Unpublish That Story, Please

The PRT system you mention in Cardiff [“My Pod,” The Rakish Angle, April] has never been built (and won’t be). It is one example of the many half-truths and outright lies that Ed Anderson and PRT proponents tell elected officials and the public. The PRT advocates would have you believe that their system is more energy-, time-, maintenance- and cost-effective than light rail or buses. Plenty of reputable studies show they’d use more energy, cost far more money, be more susceptible to breakdowns, and would pose serious safety hazards. This is why, in thirty years, no other city has been willing to build a PRT system. The city of Minneapolis and state of Minnesota are about to give six million dollars to a private company—Taxi 2000—to build a test track for a completely unproven business venture. Giving Ed Anderson millions of taxpayer dollars to play with their high-tech toys would be pure corporate welfare, just like building new sports stadiums, the I-35 Access project, or any other city-financed boondoggle. Worst of all, the city and state are spending this money at a time when they are cutting after-school programs, proposing to close schools, and cutting benefits to transit workers and other civil servants. I can’t believe Dean Zimmermann or any other elected official would support PRT. It’s a big, unamusing joke!
Andrew Singer
St. Paul

The Cardiff “Ultra” PRT project was denied funding. Like a lot of PRT projects, it’s a flop in a long series of flops. Six million dollars in city funding and eighteen million in state funds for City Council member Dean Zimmermann and Rep. Mark Olson’s PRT test facility is just plain ridiculous. Other Cities have studied PRT and decided it wasn’t worth it. Cincinnati spent $625,000 on a study of PRT (the OKI Central Loop study in 2001) and passed on it. Why don’t we just borrow their study and save ourselves the money? I liked the bus system we had. I find that the people who most complain about buses and trains aren’t the people who ride them. My daughter goes to Ramsey Middle School. They’re looking at thirty percent reductions in their budget. That will probably bring the curtain down on the wonderful musical program at Ramsey. My daughter plays in two orchestras and the chamber quartet. You want to take that away from her so Dean and Mark can play with their little monorail fantasy?
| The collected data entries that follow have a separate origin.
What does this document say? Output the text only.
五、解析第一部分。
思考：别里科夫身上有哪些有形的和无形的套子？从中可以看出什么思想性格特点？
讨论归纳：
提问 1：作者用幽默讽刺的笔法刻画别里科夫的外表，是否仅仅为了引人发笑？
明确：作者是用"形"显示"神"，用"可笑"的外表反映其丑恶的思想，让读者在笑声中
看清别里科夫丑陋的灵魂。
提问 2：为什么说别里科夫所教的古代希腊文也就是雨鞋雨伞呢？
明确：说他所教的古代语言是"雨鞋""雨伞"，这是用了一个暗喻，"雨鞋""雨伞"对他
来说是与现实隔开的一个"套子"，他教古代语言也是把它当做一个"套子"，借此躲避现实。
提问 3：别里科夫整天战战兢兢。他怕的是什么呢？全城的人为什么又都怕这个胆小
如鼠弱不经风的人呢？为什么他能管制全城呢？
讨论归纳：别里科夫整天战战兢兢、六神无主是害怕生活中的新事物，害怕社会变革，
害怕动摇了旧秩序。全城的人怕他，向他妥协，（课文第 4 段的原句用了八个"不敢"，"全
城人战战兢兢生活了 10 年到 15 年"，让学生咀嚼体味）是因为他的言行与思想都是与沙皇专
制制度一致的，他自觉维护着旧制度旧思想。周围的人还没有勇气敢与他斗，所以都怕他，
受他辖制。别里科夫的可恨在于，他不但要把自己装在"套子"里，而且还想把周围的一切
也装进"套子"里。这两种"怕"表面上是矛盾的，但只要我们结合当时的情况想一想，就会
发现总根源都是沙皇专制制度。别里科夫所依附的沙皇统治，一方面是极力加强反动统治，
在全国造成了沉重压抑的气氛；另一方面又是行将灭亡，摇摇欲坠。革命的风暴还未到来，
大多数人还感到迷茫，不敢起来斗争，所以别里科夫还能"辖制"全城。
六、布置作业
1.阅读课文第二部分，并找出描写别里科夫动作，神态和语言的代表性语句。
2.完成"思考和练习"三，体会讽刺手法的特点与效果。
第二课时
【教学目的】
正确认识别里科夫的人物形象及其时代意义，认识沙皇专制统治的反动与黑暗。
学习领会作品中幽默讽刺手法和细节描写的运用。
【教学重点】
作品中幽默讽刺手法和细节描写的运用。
To learn what PRT is really about, see: www.roadkillbill.com/PRTisaJoke.html
Ken Avidor
Minneapolis

Several agitated readers wrote not only to voice their opposition to PRT, but to say the Cardiff PRT “was never built.” To clarify: A test track was, in fact, built and operated there in January 2003. Full funding for the city-wide proposal was denied later that same month by Welsh officials. We were wrong, though, when we said, “Everyone is happy about PRT except Betsy Barnum.”—Eds.